Indians themselves knew how artificial this category of tribal membership was, and could use it to their own advantage. Before my tribe, the Ojibwe, established the White Earth Reservation in Minnesota in 1867, Chief Bagone-giizhig lobbied to exclude mixed-bloods from the rolls — not because they weren’t Indians but because, most likely, they formed a competing trader class. Bagone-giizhig swore they would rob White Earth blind. That he was right is a bit beside the point — he probably wanted to rob it blind himself.

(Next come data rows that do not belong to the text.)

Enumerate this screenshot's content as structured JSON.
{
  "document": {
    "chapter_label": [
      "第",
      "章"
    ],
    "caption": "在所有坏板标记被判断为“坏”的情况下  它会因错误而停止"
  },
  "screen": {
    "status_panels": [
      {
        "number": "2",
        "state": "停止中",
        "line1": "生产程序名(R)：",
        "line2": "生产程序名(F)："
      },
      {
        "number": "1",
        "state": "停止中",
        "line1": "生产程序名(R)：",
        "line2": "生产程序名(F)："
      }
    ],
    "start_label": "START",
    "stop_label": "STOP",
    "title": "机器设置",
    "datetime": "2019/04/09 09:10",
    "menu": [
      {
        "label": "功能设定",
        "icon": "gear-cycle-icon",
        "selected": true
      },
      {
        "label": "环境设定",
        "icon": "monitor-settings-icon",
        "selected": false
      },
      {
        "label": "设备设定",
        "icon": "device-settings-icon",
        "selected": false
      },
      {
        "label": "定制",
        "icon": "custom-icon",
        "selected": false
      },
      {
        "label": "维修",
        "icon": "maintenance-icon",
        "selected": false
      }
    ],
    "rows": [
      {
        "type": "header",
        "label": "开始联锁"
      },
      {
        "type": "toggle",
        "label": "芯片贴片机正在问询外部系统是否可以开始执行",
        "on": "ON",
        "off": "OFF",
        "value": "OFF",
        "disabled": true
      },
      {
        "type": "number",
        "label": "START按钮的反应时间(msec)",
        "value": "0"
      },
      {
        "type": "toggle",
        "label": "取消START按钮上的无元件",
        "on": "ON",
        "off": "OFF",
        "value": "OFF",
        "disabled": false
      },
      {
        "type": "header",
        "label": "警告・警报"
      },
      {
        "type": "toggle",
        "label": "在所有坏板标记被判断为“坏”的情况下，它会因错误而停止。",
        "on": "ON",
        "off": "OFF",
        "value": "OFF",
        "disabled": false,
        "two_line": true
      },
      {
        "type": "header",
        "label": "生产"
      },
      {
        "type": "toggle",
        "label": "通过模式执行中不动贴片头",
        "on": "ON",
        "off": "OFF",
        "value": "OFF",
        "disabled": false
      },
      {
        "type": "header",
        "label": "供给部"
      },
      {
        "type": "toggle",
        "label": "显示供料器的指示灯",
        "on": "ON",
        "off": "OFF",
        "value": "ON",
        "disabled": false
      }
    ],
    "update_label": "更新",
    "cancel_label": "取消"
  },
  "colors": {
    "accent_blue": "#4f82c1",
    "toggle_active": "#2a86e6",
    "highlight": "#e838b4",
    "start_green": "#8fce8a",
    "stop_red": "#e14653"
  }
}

Something similar happened after the passage and subsequent amendment of the Dawes Act of 1887, which established a process of allotment under which vast lands held in common were divided into smaller plots for individual Indians. Although excess land could be sold off, full-blood Indians were forbidden to sell. But whites wanted the land, and sent in a genetic investigator. In short order, the number of registered full-bloods at White Earth Reservation went from more than 5,000 to 126.

After Congress passed the Indian Reorganization Act in 1934, effectively ending the allotment of land, the provisions of blood quantum remained ingrained in Indian communities. They determined if you could vote or run for office, where you could live, if you’d receive annuities or assistance, and, today, if you get a cut of the casino profits.

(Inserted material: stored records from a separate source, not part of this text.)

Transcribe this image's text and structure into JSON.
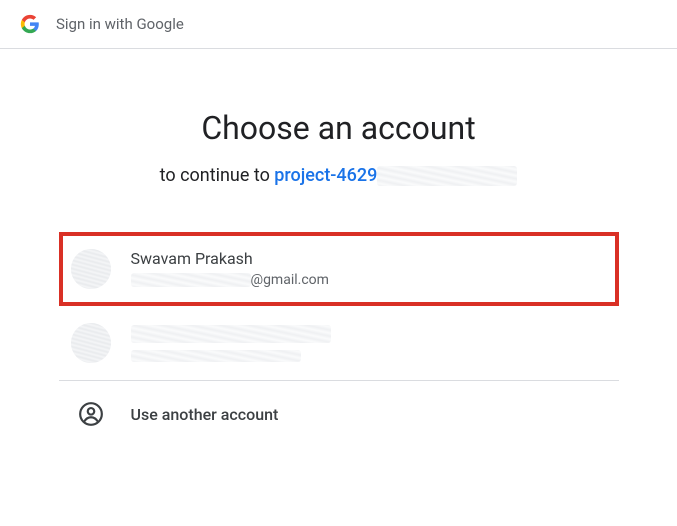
{
  "header": {
    "title": "Sign in with Google"
  },
  "main": {
    "title": "Choose an account",
    "subtitle_prefix": "to continue to ",
    "project_name": "project-4629"
  },
  "accounts": [
    {
      "name": "Swavam Prakash",
      "email_suffix": "@gmail.com",
      "highlighted": true
    },
    {
      "name": "",
      "email_suffix": "",
      "highlighted": false
    }
  ],
  "use_another": {
    "label": "Use another account"
  }
}
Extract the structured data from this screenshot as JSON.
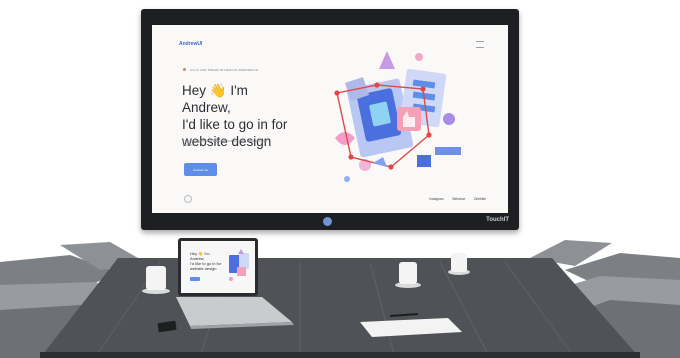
{
  "display": {
    "brand": "TouchIT",
    "website": {
      "logo": "AndrewUI",
      "tagline": "UI/UX AND PREMIUM DESIGN WEBDESIGN",
      "hero_line1": "Hey 👋 I'm Andrew,",
      "hero_line2": "I'd like to go in for",
      "hero_line3": "website design",
      "description": "I create projects that will solve your business tasks and user problems",
      "cta_label": "Contact me",
      "footer_links": [
        "Instagram",
        "Behance",
        "Dribbble"
      ]
    }
  },
  "laptop": {
    "hero_line1": "Hey 👋 I'm Andrew,",
    "hero_line2": "I'd like to go in for",
    "hero_line3": "website design"
  },
  "colors": {
    "accent": "#5e8ee8",
    "table": "#4e5155",
    "chairs": "#8a8d92"
  }
}
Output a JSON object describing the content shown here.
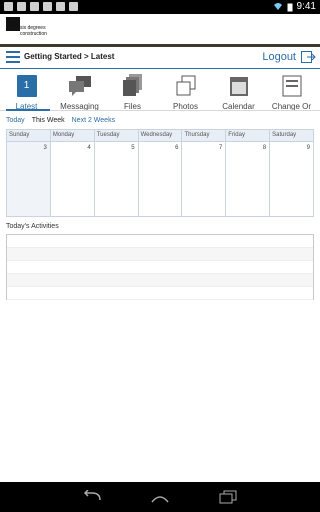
{
  "status": {
    "time": "9:41"
  },
  "logo": {
    "line1": "six degrees",
    "line2": "construction"
  },
  "nav": {
    "breadcrumb": "Getting Started > Latest",
    "logout_label": "Logout"
  },
  "tabs": [
    {
      "label": "Latest",
      "icon": "calendar-day-icon",
      "day": "1",
      "active": true
    },
    {
      "label": "Messaging",
      "icon": "chat-icon"
    },
    {
      "label": "Files",
      "icon": "files-icon"
    },
    {
      "label": "Photos",
      "icon": "photos-icon"
    },
    {
      "label": "Calendar",
      "icon": "calendar-icon"
    },
    {
      "label": "Change Or",
      "icon": "change-order-icon"
    }
  ],
  "filters": {
    "today": "Today",
    "this_week": "This Week",
    "next_2_weeks": "Next 2 Weeks"
  },
  "calendar": {
    "days": [
      "Sunday",
      "Monday",
      "Tuesday",
      "Wednesday",
      "Thursday",
      "Friday",
      "Saturday"
    ],
    "dates": [
      "3",
      "4",
      "5",
      "6",
      "7",
      "8",
      "9"
    ]
  },
  "activities": {
    "label": "Today's Activities"
  },
  "colors": {
    "accent": "#2a6ea8"
  }
}
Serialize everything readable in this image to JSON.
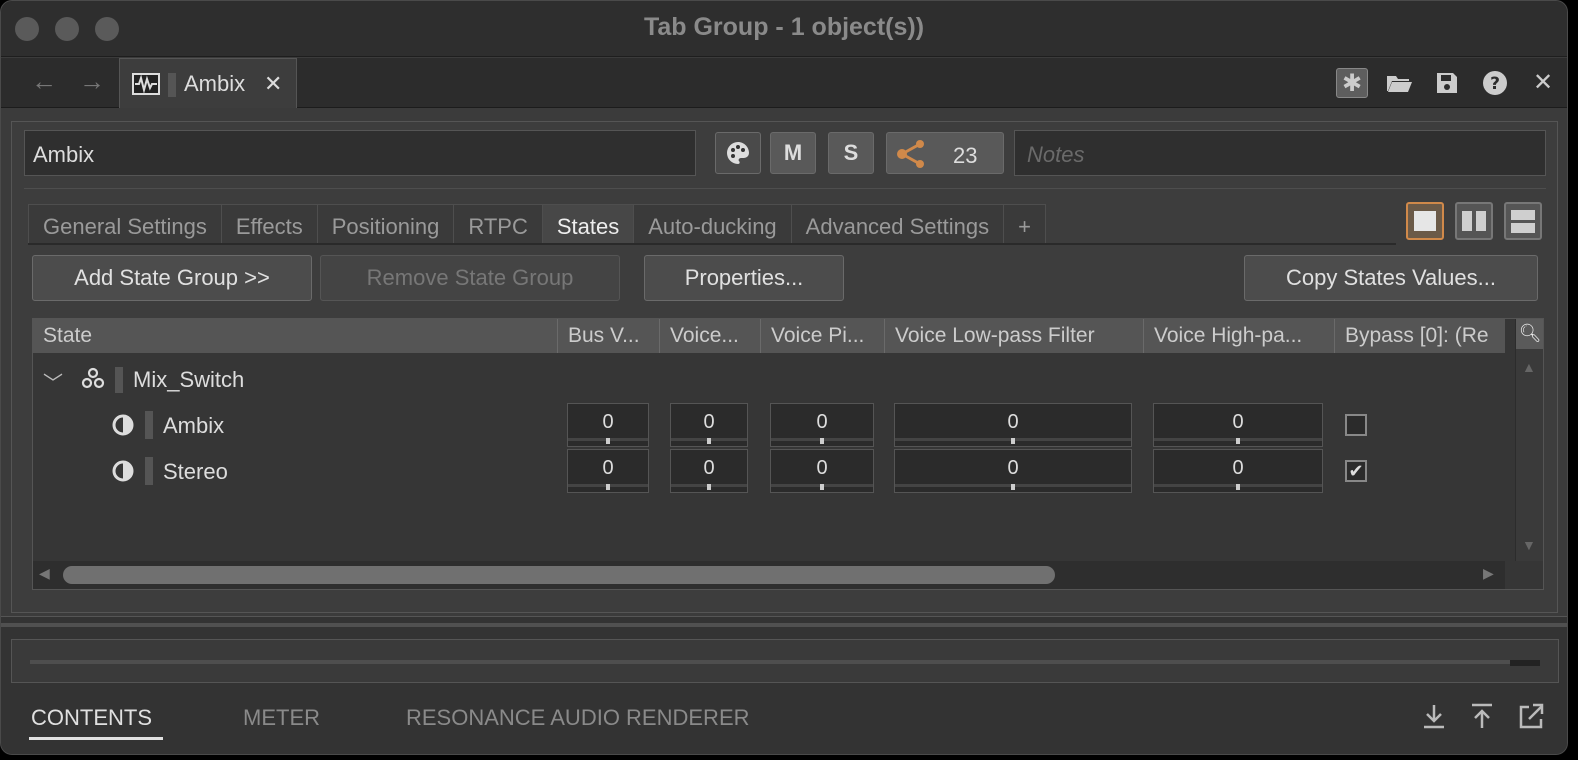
{
  "window": {
    "title": "Tab Group - 1 object(s))"
  },
  "tabbar": {
    "doc_tab_label": "Ambix",
    "close_glyph": "✕"
  },
  "object": {
    "name": "Ambix",
    "mute_label": "M",
    "solo_label": "S",
    "reference_count": "23",
    "notes_placeholder": "Notes"
  },
  "tabs": [
    {
      "label": "General Settings"
    },
    {
      "label": "Effects"
    },
    {
      "label": "Positioning"
    },
    {
      "label": "RTPC"
    },
    {
      "label": "States"
    },
    {
      "label": "Auto-ducking"
    },
    {
      "label": "Advanced Settings"
    },
    {
      "label": "+"
    }
  ],
  "active_tab": "States",
  "actions": {
    "add_state_group": "Add State Group >>",
    "remove_state_group": "Remove State Group",
    "properties": "Properties...",
    "copy_states_values": "Copy States Values..."
  },
  "grid": {
    "columns": [
      "State",
      "Bus V...",
      "Voice...",
      "Voice Pi...",
      "Voice Low-pass Filter",
      "Voice High-pa...",
      "Bypass [0]: (Re"
    ],
    "group": {
      "name": "Mix_Switch",
      "expanded": true
    },
    "rows": [
      {
        "name": "Ambix",
        "values": [
          "0",
          "0",
          "0",
          "0",
          "0"
        ],
        "bypass_checked": false
      },
      {
        "name": "Stereo",
        "values": [
          "0",
          "0",
          "0",
          "0",
          "0"
        ],
        "bypass_checked": true
      }
    ]
  },
  "bottom_tabs": [
    {
      "label": "CONTENTS",
      "active": true
    },
    {
      "label": "METER",
      "active": false
    },
    {
      "label": "RESONANCE AUDIO RENDERER",
      "active": false
    }
  ],
  "colors": {
    "accent": "#d0894a",
    "background": "#3b3b3b"
  }
}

Blood quantum has always been about “the stuff,” and it has always been about exclusion. I know full-blooded Indians who have lived their entire lives on reservations but can’t be enrolled because they have blood from many different tribes, and I know of non-Indians who have been enrolled by accident or stealth just because they’ll get something out of it.

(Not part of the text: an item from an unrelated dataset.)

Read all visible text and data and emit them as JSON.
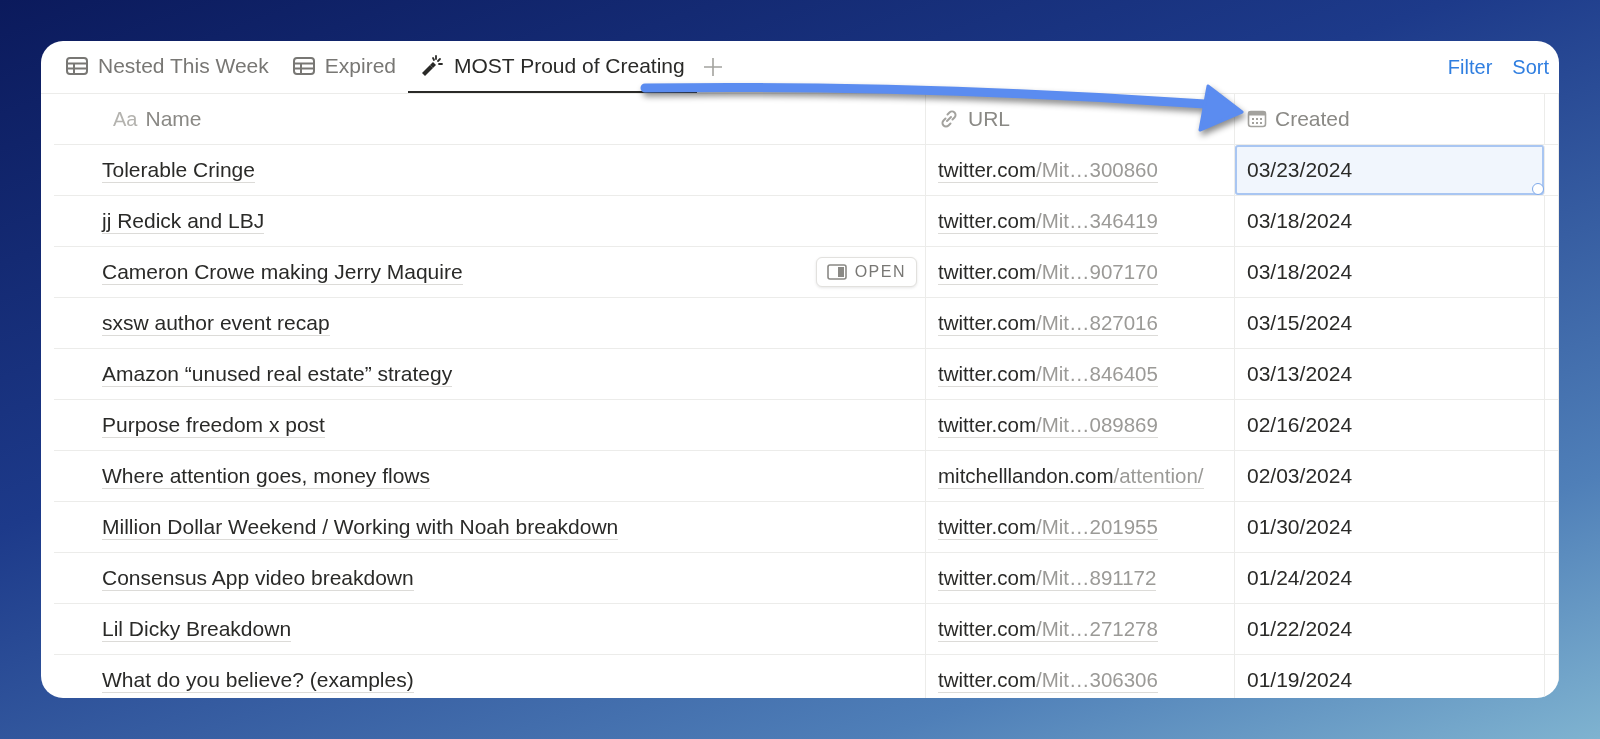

Things were different once. All tribes had their own ways of figuring out who was a member — usually based on language, residence and culture. In the case of the Ojibwe, it was a matter of choosing a side. Especially when we were at war in the early 19th century, with the Dakota — our neighbors (many of whom were our blood relatives) — who you were was largely a matter of whom you killed. Personally, I think this is a more elegant way than many to figure out where you belong.

Who is and who isn’t an Indian is a complicated question, but there are many ways to answer it beyond genetics alone. Tribal enrollees could be required to possess some level of fluency in their native language or pass a basic civics test. On my reservation, no schoolchild is asked to read the treaties that shaped our community or required to know about the branches of tribal government or the role of courts and councils. Or tribal membership could be based, in part, on residency, on some period of naturalization inside the original treaty area (some tribes do consider this). Many nations require military service — tribes don’t have armies, but they could require a year of community service.

Other nations take these things into account, and in doing so they reinforce something we, with our fixation on blood, have forgotten: bending to a common purpose is more important than arising from a common place.

Of course, just remaining alive and Indian for the last 150 years has been one of the hardest things imaginable. A respect for blood is a respect for the integrity of that survival, and lineage should remain a metric for tribal enrollment. But not the only one. Having survived this long and come this far, we must think harder about who we want to be in the future, and do something more than just measure out our teaspoons of blood.

David Treuer, an Ojibwe Indian, is the author of the forthcoming “Rez Life.”